The academy, which comprises 150 of the most distinguished scholars in the field of education research, holds the annual event to nurture the careers of promising young researchers.
The study on Catholic schools, by Swarthmore College researcher Thomas S. Dee, was among 32 projects and studies-in-progress spotlighted during the Oct. 17-18 meeting at Harvard University’s graduate school of education.
Those younger scholars came here to present work on civic education, the academic progress of black boys in small schools, English education in China, and nearly two dozen other topics in the hope of getting feedback and making some connections with the “old walruses” of education research.
‘Agnostic’ on Credit
For his study, Mr. Dee, 35, analyzed data from two nationally representative surveys conducted by the U.S. Department of Education: High School and Beyond and the National Education Longitudinal Study of 1988. While most of the research on the benefits of Catholic schooling focuses on young students, those federal databases track students into adulthood, which gave the Swarthmore economist a chance to determine how Catholic-school alumni behaved years after leaving school.
Mr. Dee found that students who had attended Catholic secondary schools were more likely than their public school counterparts to report that they had registered and voted in local and national elections.
In some cases, he found, the former Catholic-school students were 8 to 12 percentage points more likely than public school graduates to have voted.
The sizable advantage also held up after the researcher adjusted the numbers to take into account dozens of other possible explanations for the differences, such as parents’ wealth or educational levels, whether the former students attended religious services regularly, and the percentages of voters who turned out at the polls in their communities.
It’s still possible, Mr. Dee cautioned, that his analyses might have missed some explanations that were not measured in the surveys.
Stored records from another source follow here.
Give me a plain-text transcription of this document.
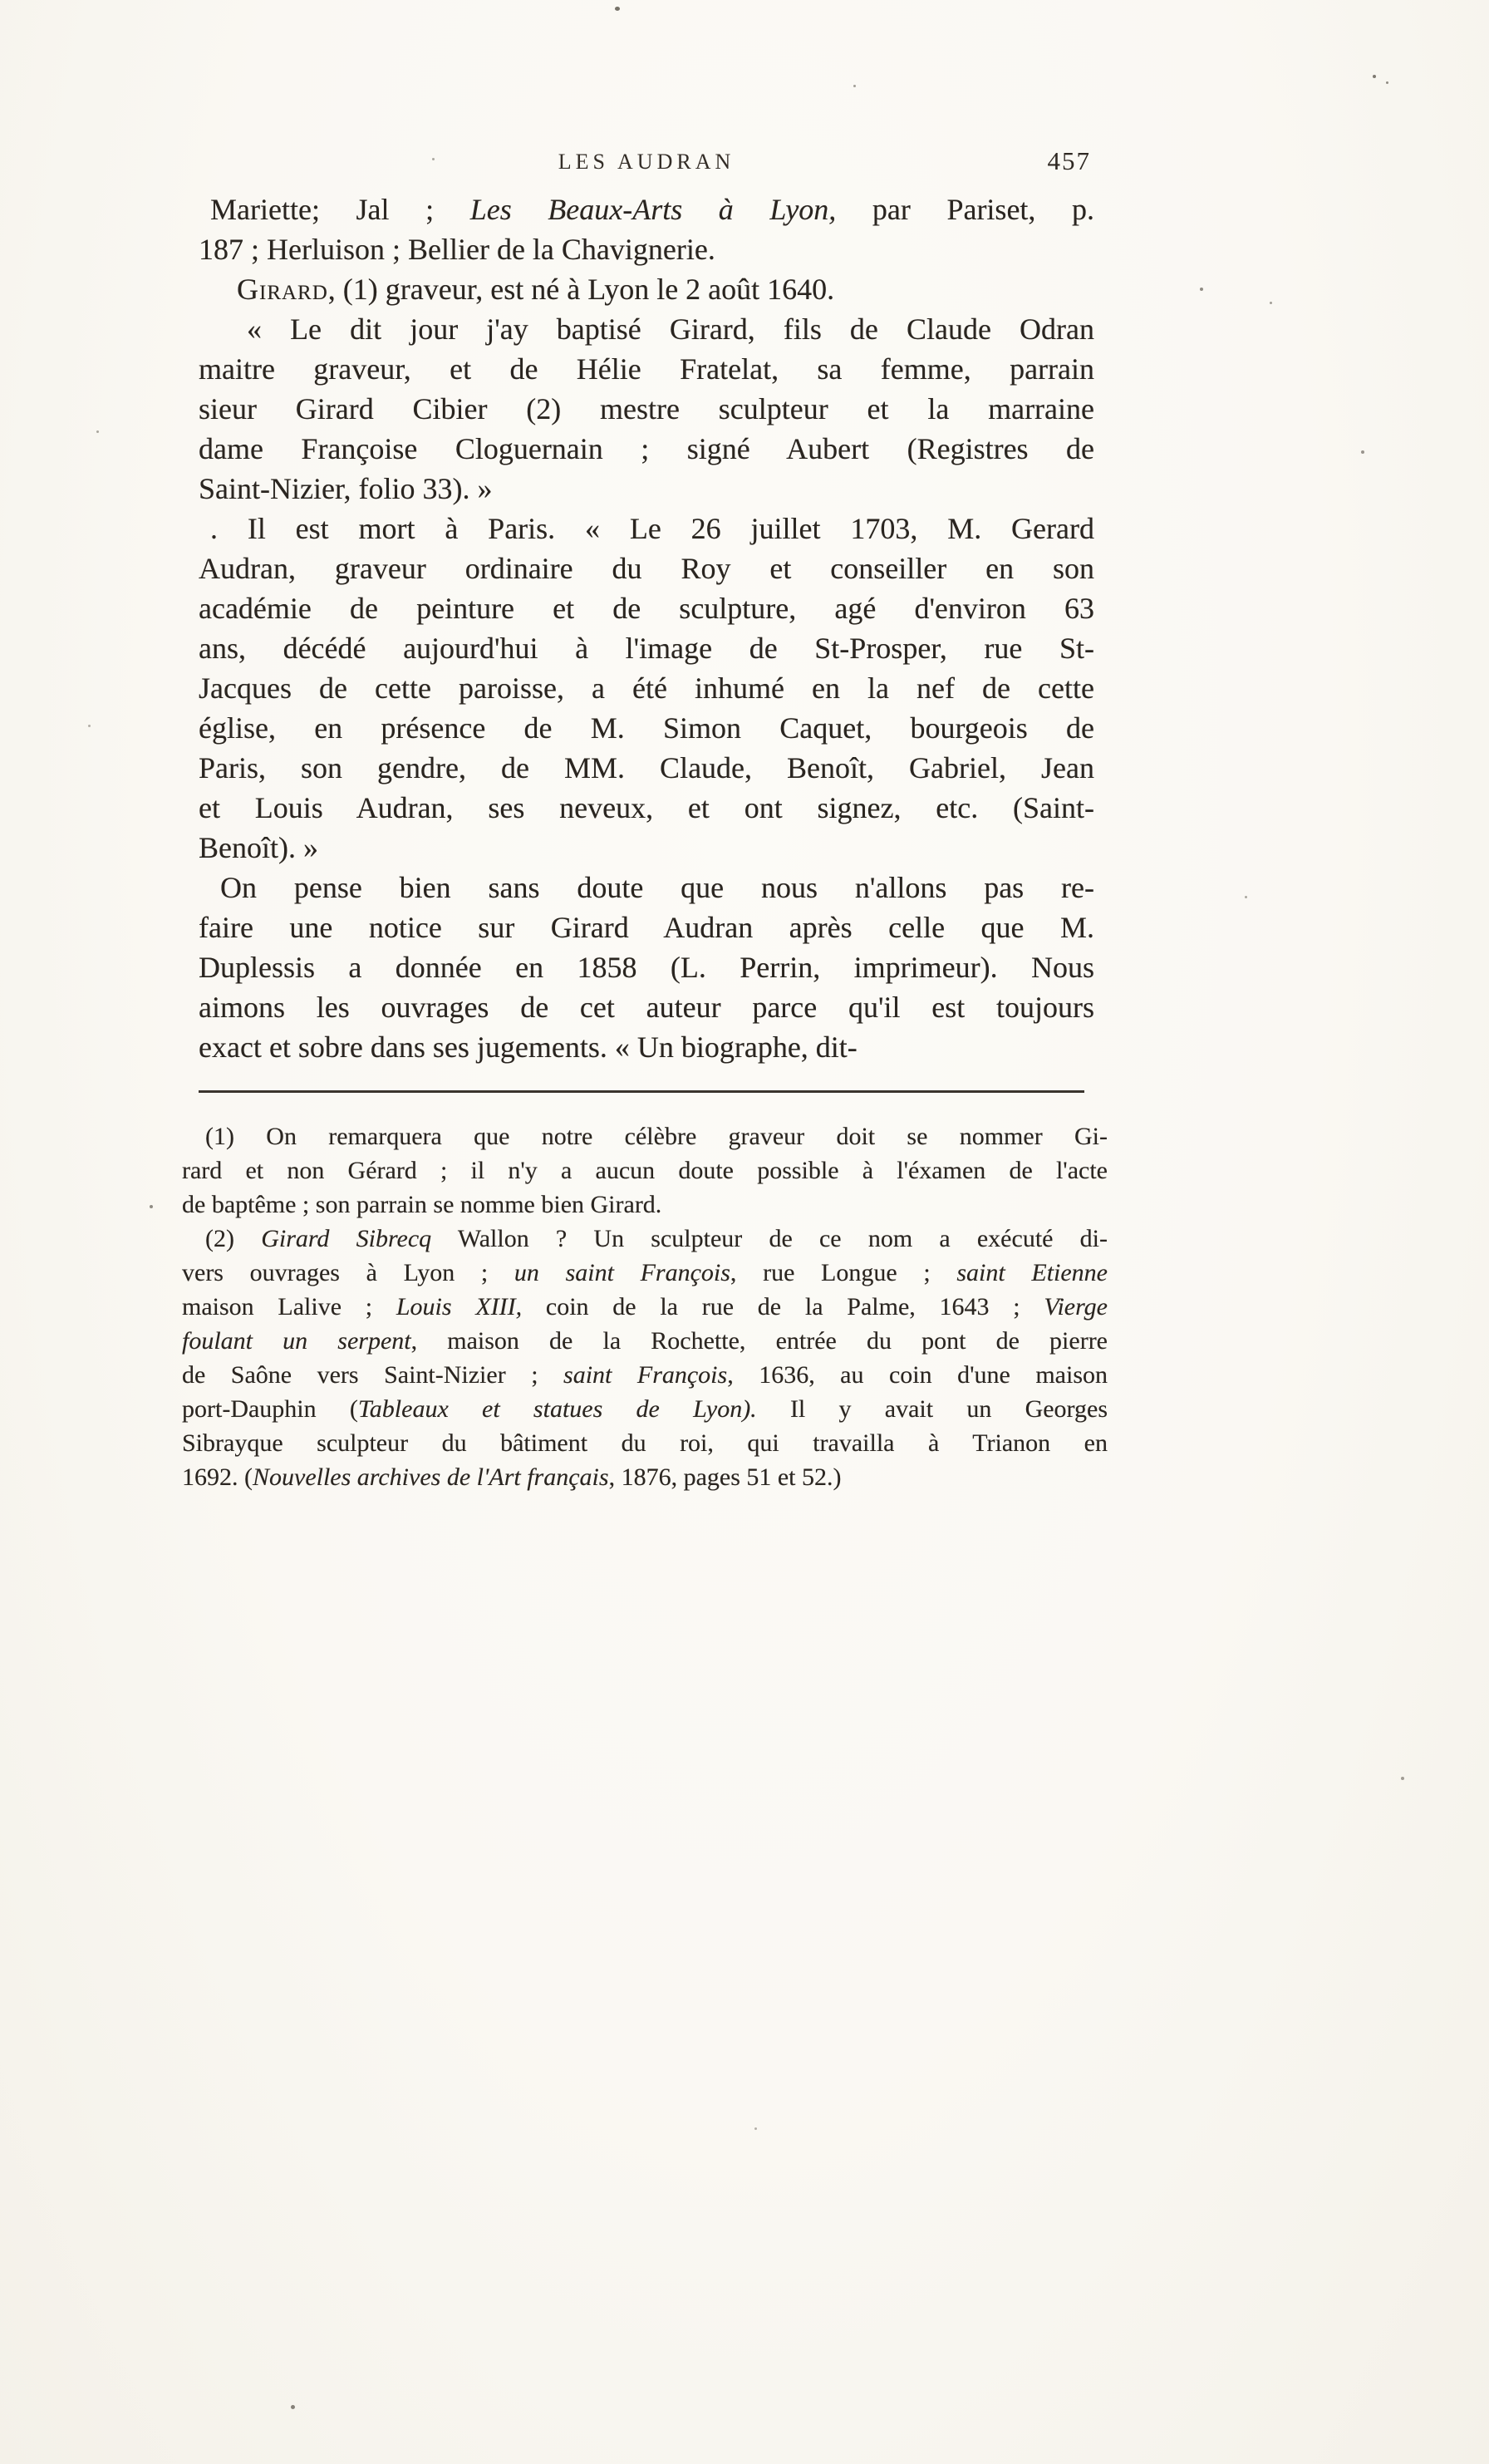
LES AUDRAN	457
Mariette; Jal ; Les Beaux-Arts à Lyon, par Pariset, p.
187 ; Herluison ; Bellier de la Chavignerie.
Girard, (1) graveur, est né à Lyon le 2 août 1640.
« Le dit jour j'ay baptisé Girard, fils de Claude Odran
maitre graveur, et de Hélie Fratelat, sa femme, parrain
sieur Girard Cibier (2) mestre sculpteur et la marraine
dame Françoise Cloguernain ; signé Aubert (Registres de
Saint-Nizier, folio 33). »
. Il est mort à Paris. « Le 26 juillet 1703, M. Gerard
Audran, graveur ordinaire du Roy et conseiller en son
académie de peinture et de sculpture, agé d'environ 63
ans, décédé aujourd'hui à l'image de St-Prosper, rue St-
Jacques de cette paroisse, a été inhumé en la nef de cette
église, en présence de M. Simon Caquet, bourgeois de
Paris, son gendre, de MM. Claude, Benoît, Gabriel, Jean
et Louis Audran, ses neveux, et ont signez, etc. (Saint-
Benoît). »
On pense bien sans doute que nous n'allons pas re-
faire une notice sur Girard Audran après celle que M.
Duplessis a donnée en 1858 (L. Perrin, imprimeur). Nous
aimons les ouvrages de cet auteur parce qu'il est toujours
exact et sobre dans ses jugements. « Un biographe, dit-
(1) On remarquera que notre célèbre graveur doit se nommer Gi-
rard et non Gérard ; il n'y a aucun doute possible à l'éxamen de l'acte
de baptême ; son parrain se nomme bien Girard.
(2) Girard Sibrecq Wallon ? Un sculpteur de ce nom a exécuté di-
vers ouvrages à Lyon ; un saint François, rue Longue ; saint Etienne
maison Lalive ; Louis XIII, coin de la rue de la Palme, 1643 ; Vierge
foulant un serpent, maison de la Rochette, entrée du pont de pierre
de Saône vers Saint-Nizier ; saint François, 1636, au coin d'une maison
port-Dauphin (Tableaux et statues de Lyon). Il y avait un Georges
Sibrayque sculpteur du bâtiment du roi, qui travailla à Trianon en
1692. (Nouvelles archives de l'Art français, 1876, pages 51 et 52.)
For that reason, he quipped, researchers should remain “agnostic” in definitively crediting Catholic schools for boosting voter turnouts.
He said the findings were still important, though, because they show that Catholic schools are “not inferior” to public schools at nurturing civic-minded students.
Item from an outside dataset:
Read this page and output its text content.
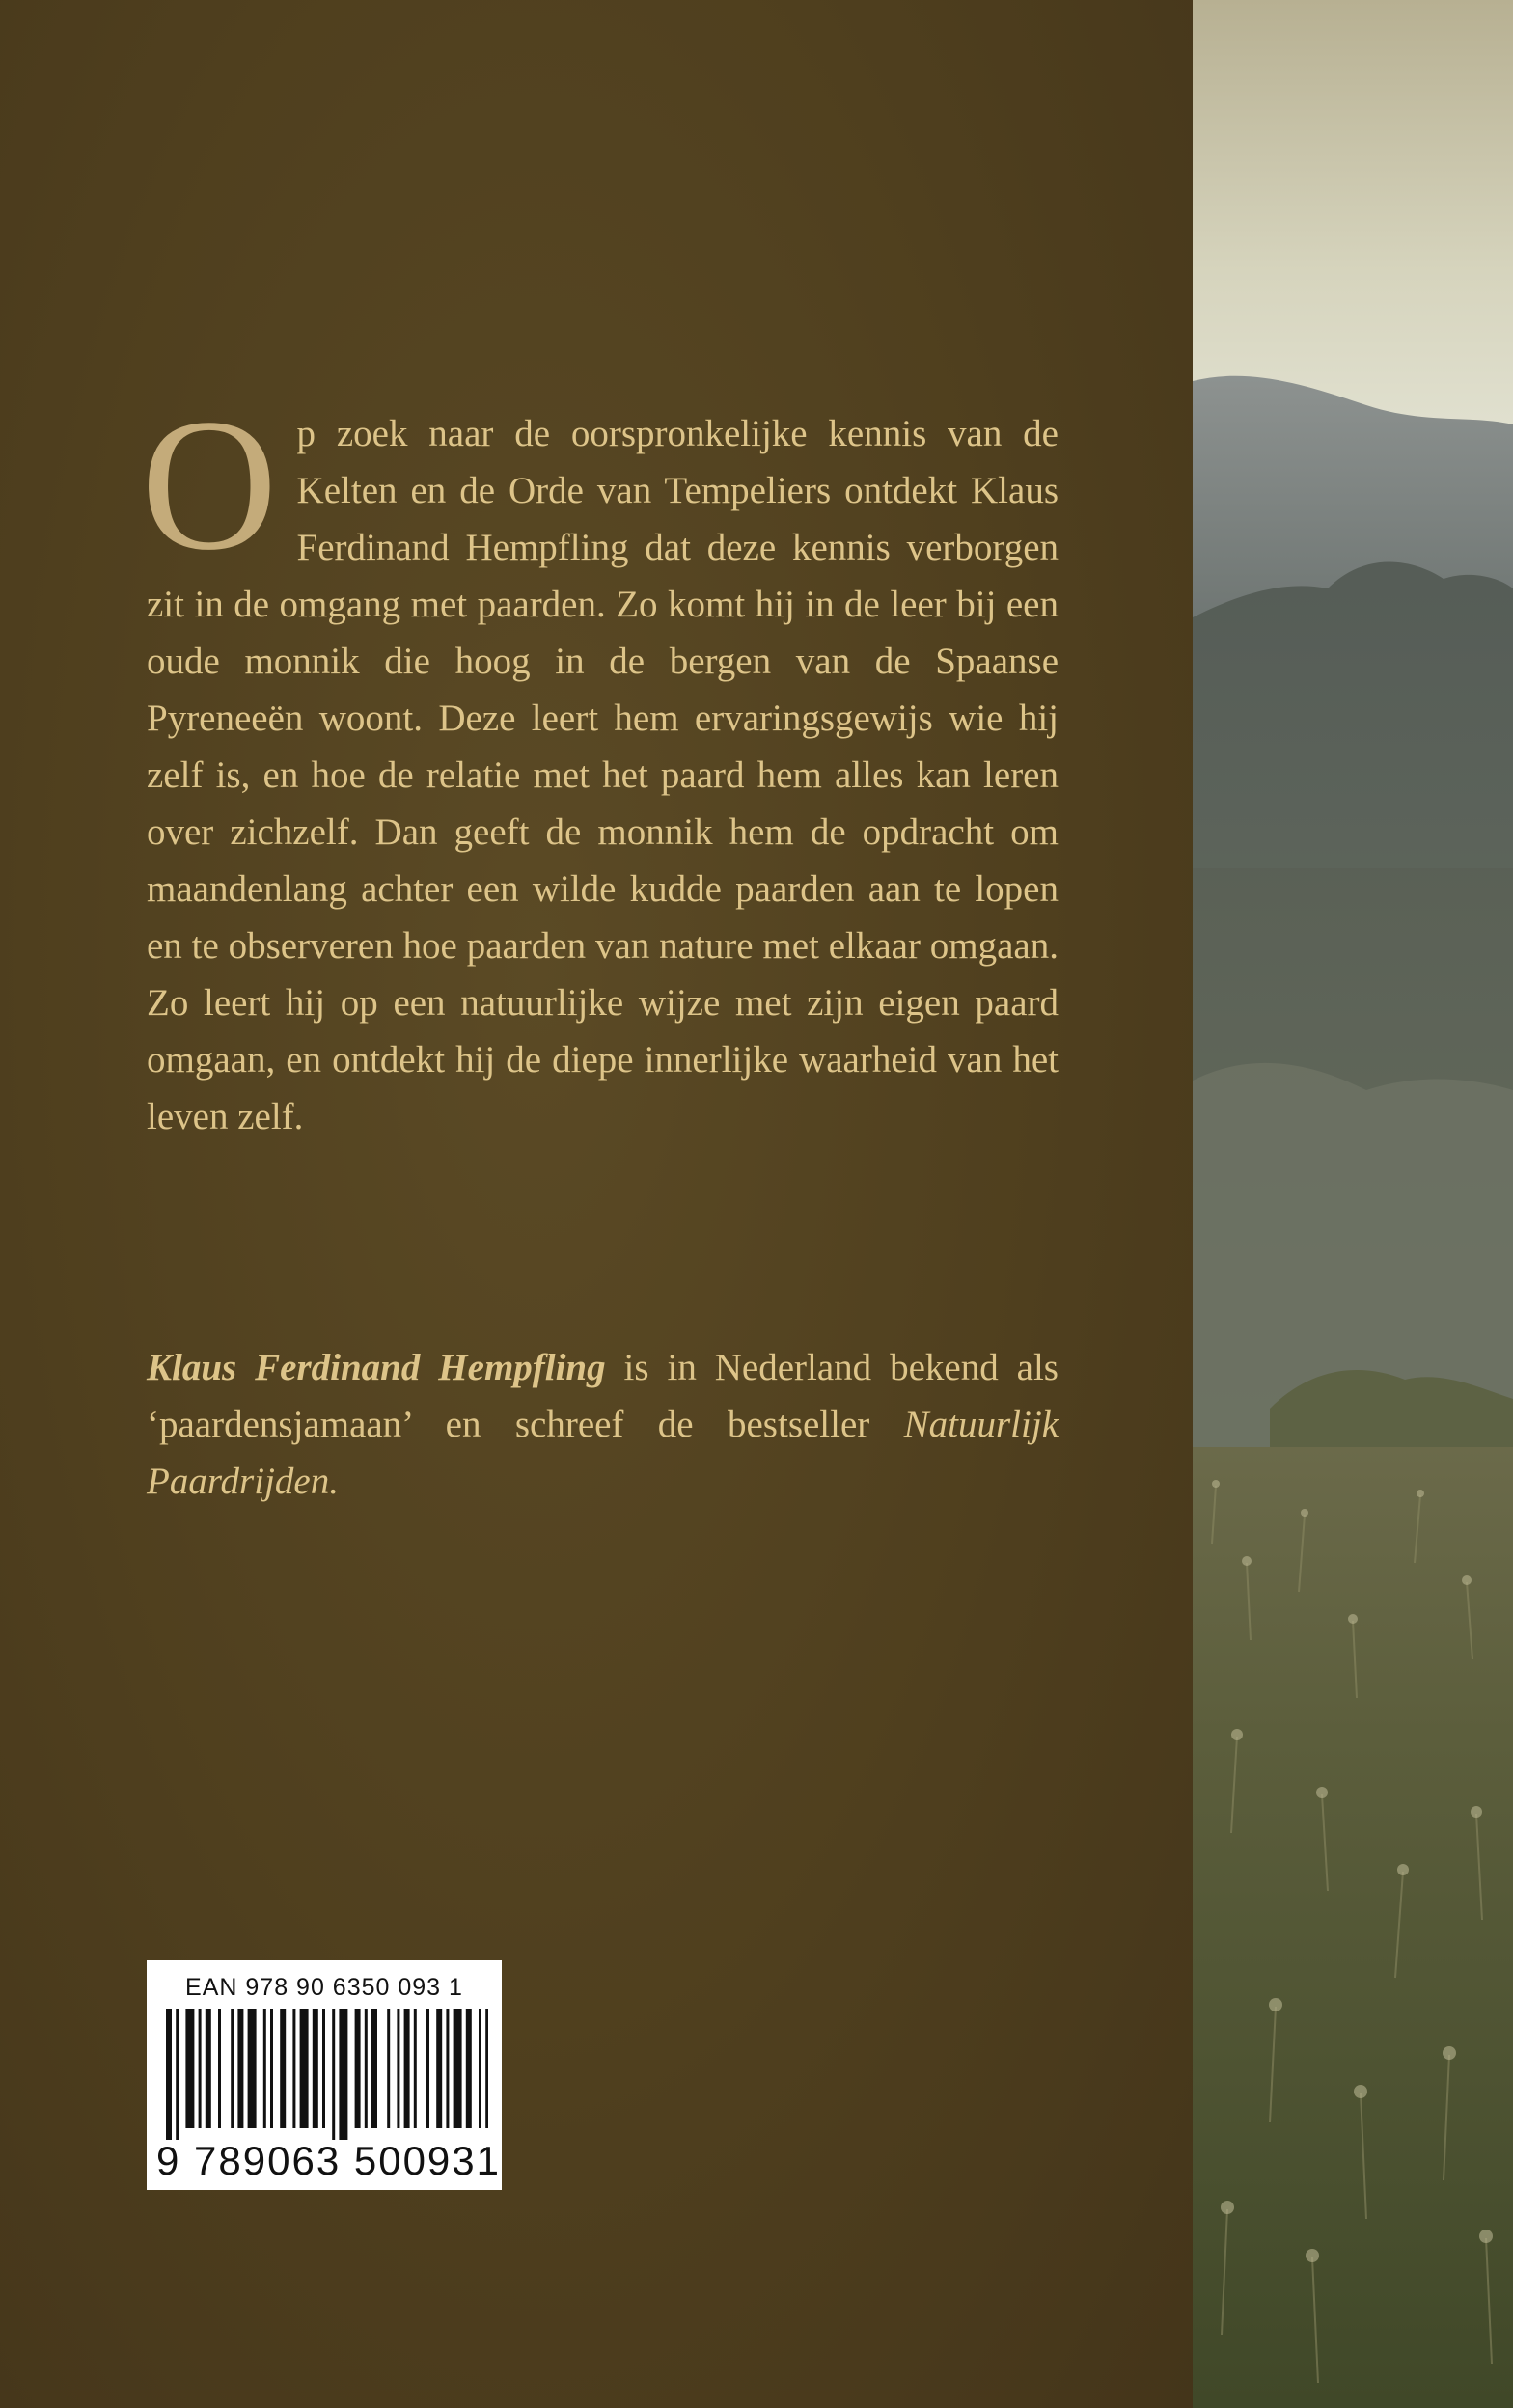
Op zoek naar de oorspronkelijke kennis van de Kelten en de Orde van Tempeliers ontdekt Klaus Ferdinand Hempfling dat deze kennis verborgen zit in de omgang met paarden. Zo komt hij in de leer bij een oude monnik die hoog in de bergen van de Spaanse Pyreneeën woont. Deze leert hem ervaringsgewijs wie hij zelf is, en hoe de relatie met het paard hem alles kan leren over zichzelf. Dan geeft de monnik hem de opdracht om maandenlang achter een wilde kudde paarden aan te lopen en te observeren hoe paarden van nature met elkaar omgaan. Zo leert hij op een natuurlijke wijze met zijn eigen paard omgaan, en ontdekt hij de diepe innerlijke waarheid van het leven zelf.

Klaus Ferdinand Hempfling is in Nederland bekend als ‘paardensjamaan’ en schreef de bestseller Natuurlijk Paardrijden.

EAN 978 90 6350 093 1
9 789063 500931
“I still think there’s sort of a maintained assumption in the U.S. that, if anything, private schools should be worse at providing civic benefits,” said Mr. Dee, a product of Catholic schools himself.
He did not know, however, why Catholic schooling seemed to have no effect—and, in some cases, even had a slight negative effect—on students’ propensity to volunteer in adulthood.
A Veteran’s View
Denis C. Phillips, the veteran Stanford University researcher selected to critique Mr. Dee’s study, praised the younger scholar for thoroughly exploring other possible explanations for his results. But he suggested one possibility the economist might have overlooked: Were there election issues in those years that might have drawn more Catholic-school graduates to the polls?
Mr. Phillips was among 40 academy members who came to the meeting. The event also attracted nearly 100 current and former postdoctoral fellows—a group whose work the academy supports with grants from the Chicago-based Spencer Foundation. The foundation also sponsors reporting on education research in Education Week.
In the same session, the group heard from Rob Reich, 34, another Stanford University researcher, who is examining whether private contributions to public schools exacerbate inequalities among schools.
His ongoing project looks in part at the local education funds that sprang up throughout California in the 1990s to supplement budgets at many suburban schools. What he wants to find out is which private contributions are greater—the large foundation grants received by poorer, urban schools or the grants from local education funds that went to wealthier suburban schools.
“I suggest it’s the former but, on a per-pupil basis, it might be the latter,” he said.
Researchers will have to wait until next year’s meeting to find out the answer to that question.